Krzysztof Penderecki, Polish Composer Whose Music Scored ‘The Shining’ and ‘Wild at Heart,’ Dies at 86

Krzysztof Penderecki, the influential Polish composer and conductor whose music was featured in “The Shining” and “Wild at Heart,” died Sunday at his home in Krakow, according to The New York Times. He was 86.

His death was confirmed by Andrzej Giza, director of the Ludwig van Beethoven Association, which was founded by Penderecki’s wife Elzbieta. The cause of death was not specified but a statement from Poland’s Ministry of Culture said he passed away “after a long and serious illness,” according to Reuters.

One of the most prolific and innovative composers of his era, Penderecki’s influence can be heard across multiple genres and generations. Radiohead’s Jonny Greenwood in particular has cited him as a profound influence on the group’s more avant work and his own soundtrack work.

Born in Dębica in 1933, Penderecki studied at the Academy of Music in Krakow and became an instructor there shortly after his graduation. Part of a wave of young avant garde composers that managed to thrive under the country’s rigidly controlled Communist government, his 1960 work “Threnody for the Victims of Hiroshima” brought was his first work to be widely recognized outside of Poland, and was later featured in the action thriller “Children of Men” and David Lynch’s “Twin Peaks: The Return.” Subsequent works that further established his reputation included ” (1960), “Polymorphia” (1961) and the “St.
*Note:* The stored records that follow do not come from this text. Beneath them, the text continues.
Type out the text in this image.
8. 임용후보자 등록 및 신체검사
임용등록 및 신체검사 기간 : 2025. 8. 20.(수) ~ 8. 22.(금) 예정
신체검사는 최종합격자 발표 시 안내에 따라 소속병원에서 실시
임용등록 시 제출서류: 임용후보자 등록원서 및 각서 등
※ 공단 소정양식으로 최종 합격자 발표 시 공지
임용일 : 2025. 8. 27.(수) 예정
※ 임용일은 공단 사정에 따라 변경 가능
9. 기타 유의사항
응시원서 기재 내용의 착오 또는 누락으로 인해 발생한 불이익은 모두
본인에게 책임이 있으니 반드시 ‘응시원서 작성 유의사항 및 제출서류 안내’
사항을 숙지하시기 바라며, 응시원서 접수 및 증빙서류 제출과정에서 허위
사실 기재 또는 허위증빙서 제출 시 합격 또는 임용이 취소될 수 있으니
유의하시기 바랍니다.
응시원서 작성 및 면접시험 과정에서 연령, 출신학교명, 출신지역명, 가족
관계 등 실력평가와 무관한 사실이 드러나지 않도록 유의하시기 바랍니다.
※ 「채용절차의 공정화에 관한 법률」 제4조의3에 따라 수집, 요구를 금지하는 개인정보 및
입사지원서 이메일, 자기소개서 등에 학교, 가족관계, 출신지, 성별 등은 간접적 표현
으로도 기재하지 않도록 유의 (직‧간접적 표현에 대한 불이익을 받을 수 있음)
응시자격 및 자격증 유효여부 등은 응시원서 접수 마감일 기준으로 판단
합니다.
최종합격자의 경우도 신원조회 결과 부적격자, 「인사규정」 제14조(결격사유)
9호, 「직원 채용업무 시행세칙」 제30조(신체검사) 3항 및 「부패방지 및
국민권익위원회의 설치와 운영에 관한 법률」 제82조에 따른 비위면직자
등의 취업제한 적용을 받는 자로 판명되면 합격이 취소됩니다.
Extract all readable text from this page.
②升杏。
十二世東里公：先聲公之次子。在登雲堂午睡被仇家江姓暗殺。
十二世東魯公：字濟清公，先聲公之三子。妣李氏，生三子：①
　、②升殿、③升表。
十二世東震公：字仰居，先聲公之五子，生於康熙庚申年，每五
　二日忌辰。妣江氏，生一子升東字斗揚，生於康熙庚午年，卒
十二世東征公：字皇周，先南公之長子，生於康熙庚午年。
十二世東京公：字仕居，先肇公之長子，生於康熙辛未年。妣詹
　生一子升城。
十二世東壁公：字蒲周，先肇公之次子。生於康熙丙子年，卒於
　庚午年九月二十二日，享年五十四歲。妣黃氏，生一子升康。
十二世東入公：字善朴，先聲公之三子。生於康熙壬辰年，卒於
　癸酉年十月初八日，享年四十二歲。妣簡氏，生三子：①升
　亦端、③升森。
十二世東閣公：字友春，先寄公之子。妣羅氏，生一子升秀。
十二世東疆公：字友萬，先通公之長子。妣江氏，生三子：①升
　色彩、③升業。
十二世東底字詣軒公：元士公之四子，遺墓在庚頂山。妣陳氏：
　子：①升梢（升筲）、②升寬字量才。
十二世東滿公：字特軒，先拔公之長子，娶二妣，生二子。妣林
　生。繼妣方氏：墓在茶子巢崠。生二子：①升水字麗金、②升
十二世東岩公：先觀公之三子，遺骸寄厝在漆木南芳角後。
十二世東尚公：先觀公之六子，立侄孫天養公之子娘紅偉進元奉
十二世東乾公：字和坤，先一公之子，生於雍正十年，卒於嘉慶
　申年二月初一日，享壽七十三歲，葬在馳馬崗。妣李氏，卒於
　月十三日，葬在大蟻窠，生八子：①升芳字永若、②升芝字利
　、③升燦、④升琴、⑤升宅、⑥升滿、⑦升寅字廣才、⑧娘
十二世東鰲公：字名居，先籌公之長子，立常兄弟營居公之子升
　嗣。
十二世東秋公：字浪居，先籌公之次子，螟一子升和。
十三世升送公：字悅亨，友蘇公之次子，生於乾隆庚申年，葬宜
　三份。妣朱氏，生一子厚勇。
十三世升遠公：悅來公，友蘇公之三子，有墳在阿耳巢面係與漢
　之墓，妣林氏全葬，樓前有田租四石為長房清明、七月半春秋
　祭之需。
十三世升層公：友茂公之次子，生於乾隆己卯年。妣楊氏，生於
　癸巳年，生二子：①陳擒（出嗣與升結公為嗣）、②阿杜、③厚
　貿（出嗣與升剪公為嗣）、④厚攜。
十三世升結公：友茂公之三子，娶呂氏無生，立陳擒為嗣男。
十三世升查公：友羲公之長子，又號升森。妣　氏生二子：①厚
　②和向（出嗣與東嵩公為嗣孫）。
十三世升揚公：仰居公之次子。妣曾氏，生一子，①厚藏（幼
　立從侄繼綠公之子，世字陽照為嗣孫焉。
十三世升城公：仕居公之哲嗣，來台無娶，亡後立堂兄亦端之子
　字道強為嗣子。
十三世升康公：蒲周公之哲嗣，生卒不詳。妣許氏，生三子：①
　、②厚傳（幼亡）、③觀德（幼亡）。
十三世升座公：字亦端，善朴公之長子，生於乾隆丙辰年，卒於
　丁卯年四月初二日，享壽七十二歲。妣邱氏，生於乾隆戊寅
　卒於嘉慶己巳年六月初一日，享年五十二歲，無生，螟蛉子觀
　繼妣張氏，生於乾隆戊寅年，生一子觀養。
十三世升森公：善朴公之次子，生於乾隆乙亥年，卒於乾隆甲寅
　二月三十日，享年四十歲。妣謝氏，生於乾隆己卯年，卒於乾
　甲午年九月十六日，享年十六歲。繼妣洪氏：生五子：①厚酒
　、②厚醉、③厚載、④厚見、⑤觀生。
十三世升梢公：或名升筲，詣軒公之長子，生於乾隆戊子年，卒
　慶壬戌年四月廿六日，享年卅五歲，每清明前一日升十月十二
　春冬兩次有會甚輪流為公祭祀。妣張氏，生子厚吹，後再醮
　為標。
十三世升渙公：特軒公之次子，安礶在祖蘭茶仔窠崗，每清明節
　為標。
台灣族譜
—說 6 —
Luke Passion” (1966).

Whether written specifically for films or not, Penderecki’s work was well suited for films, and his music appeared in William Friedkin’s “The Exorcist,” Stanley Kubrick’s “The Shining,” and Lynch’s “Wild at Heart.” His other pivotal works included “Dies Irae (Auschwitz Oratorio)” and the album “Actions,” a collaboration with jazz trumpeter Don Cherry.

Greenwood spoke for years of Penderecki’s influence on his own music, and in a full-circle moment, and according to The Guardian, the two met after a concert in 2011; Greenwood spole of shaking Penderecki’s hand “like a sad fanboy.” The two later collaborated on a series of concerts that included both Penderecki’s “Polymorphia” and Greenwood’s “48 Responses to Polymorphia.”

“What sad news to wake to,” Greenwood tweeted. “Penderecki was the greatest—a fiercely creative composer, and a gentle, warm-hearted man. My condolences to his family, and to Poland on this huge loss to the musical world.”